Again, when washed, boiled etc it tends to degrade. That doesn’t mean you can’t do it; it won’t catastrophically weaken your rope, but with successive washes I would start keeping a much closer eye on how much load I put on it. Cons. This is a very thin plastic webbing; it is not something you want to get too close to a naked flame, because it will melt. Let’s face it, sometimes the Internet is just more convenient. Next we have a polypropylene webbing. I had my Zen rope for quick synthetic ties, and I later moved on to focus on natural fibres. However, I snapped a couple of pictures of it while I was at Bunnings.

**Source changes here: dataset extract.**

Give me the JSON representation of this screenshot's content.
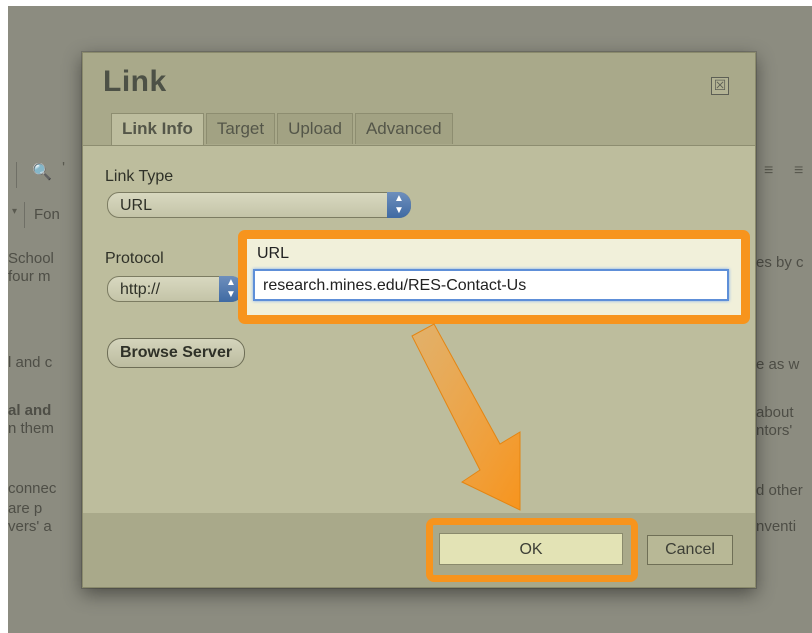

That stuff is vastly overpriced for what it is. A Bunnings, Mitre 10, or other hardware store will have you covered for most things; the Internet will get the rest. You don’t need to spend a lot of time maintaining it after the initial treatment. It actually polishes up and becomes shinier and smoother with use. All the same pros as hemp, basically, with a few more thrown in. Jute makes for extremely good photos in it’s un-dyed state.
As synthetic ropes go, it’s a bit pricey. Nowhere near as pricey as the better natural fibre ropes, but it’s further up there than the previously mentioned ropes. Knots that look so-so with cotton or synthetic somehow look amazing with jute. It has a sort of liveliness to it. Has really excellent tooth; you can feel quite certain that your hitches etc will do the job to hold things in place. Far fewer knots required. It actually polishes up and becomes shinier and smoother with use. That’s right, it doesn’t degrade. Not recommended for suspension. If you want to buy your own natural fiber rope and condition it yourself so that it is ready to use for bondage without being too prone to giving you or your partner rope burn, McVarij has a nice tutorial on what you need to do.